How To Be A Literary Writer or Overweening For Beginners


With unconvincing apologies to my friends and teachers in the worlds of science fiction, fantasy, and horror.

Once in a while I ask myself the question, "How do you get away with calling yourself a literary writer? And why bother?" The second question is easily answered. Vanity. On some level, for some reason, I regard myself as a special bunny, and I don't have enough enough of an audience to legitimize those feelings. (I hope you're satisfied.) The first is a little more involved. If you look at my ouvre, miniscule as it is, you see wall-to-wall alien torture demons, carrion landscapes, and talking chickens. My next novel will have dinosaurs and spaceships both. And yet no one has ever called me on my shit. How do I manage this grotesque imposture?

Concern yourself primarily with style, theme, character, and the formal elements of prose, relegating plot and incident to support positions.

This is a big one. The real trick is to lack plotting skills early in your career, so you're forced to do other stuff well enough to compensate. But if you work hard enough, you can even fool the actual literati. And talk it up. Don't let people forget you regard 'story' as an awkward necessity.

The down side of this is that when you finally learn to plot, it will make you feel twice as fraudulent -- once for passing yourself off as a writer when you couldn't even tell a goddamned story, and again for transforming yourself from a genuinely interesting minor artist into a drag-ass no-talent commercial hack.
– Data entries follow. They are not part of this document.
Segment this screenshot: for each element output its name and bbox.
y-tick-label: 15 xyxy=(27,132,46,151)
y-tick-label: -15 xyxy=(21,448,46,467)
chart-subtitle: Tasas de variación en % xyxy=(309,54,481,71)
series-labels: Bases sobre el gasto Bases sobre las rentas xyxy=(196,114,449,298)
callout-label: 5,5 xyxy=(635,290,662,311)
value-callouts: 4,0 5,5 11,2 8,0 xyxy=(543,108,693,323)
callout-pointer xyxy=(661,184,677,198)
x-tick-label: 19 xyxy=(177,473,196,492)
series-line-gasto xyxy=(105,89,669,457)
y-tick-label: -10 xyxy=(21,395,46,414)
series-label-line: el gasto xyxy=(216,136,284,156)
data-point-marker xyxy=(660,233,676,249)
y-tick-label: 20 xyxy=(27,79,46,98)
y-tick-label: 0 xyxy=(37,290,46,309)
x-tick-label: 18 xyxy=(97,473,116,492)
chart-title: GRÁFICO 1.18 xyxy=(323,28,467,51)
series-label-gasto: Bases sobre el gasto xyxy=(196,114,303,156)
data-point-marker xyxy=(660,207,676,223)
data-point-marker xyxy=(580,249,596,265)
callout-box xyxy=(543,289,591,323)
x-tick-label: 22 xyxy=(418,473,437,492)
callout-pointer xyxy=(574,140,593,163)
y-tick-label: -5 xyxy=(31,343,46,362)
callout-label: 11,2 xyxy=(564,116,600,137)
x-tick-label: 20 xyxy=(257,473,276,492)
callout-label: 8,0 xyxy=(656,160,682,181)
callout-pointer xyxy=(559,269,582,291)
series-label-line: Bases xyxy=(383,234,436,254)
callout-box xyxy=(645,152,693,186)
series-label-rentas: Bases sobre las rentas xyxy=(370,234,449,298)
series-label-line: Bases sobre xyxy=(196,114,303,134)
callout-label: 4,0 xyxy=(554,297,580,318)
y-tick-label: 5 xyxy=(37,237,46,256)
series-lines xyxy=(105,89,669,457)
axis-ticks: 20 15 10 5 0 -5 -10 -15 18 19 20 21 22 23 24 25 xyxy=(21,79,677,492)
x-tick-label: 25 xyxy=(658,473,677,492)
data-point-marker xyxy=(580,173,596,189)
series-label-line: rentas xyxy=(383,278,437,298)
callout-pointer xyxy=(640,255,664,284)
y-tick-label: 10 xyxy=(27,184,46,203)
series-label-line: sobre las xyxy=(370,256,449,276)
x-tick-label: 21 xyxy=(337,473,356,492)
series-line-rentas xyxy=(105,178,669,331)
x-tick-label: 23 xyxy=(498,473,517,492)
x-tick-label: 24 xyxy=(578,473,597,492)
Work visibly outside of genre.

It isn't enough to leave the zap guns out of a piece every once in a while. Make sure you point at your obviously non-genre work, make a little noise, give the impression that it is more characteristic of your inner self than the stuff with the alien invasions and so on. That way when you start dishing out bug-eyed monsters you can do so with a slight elevation of the nose. I spread my hands apologetically -- "I can't stay away from the kitsch, what can you do?"

Here's a twist on the concept -- deliver genre material to a non-genre venue. As the man once asked me, would you rather be a booger in a Dixie cup or hot snot in a champagne glass?

And now the most important part. Nothing will help you if you can't do this.

Say, "I regard myself primarily as a literary writer," with both a straight face and the tiniest, most tasteful hint of physical intimidation.

I never claimed this game was for everyone.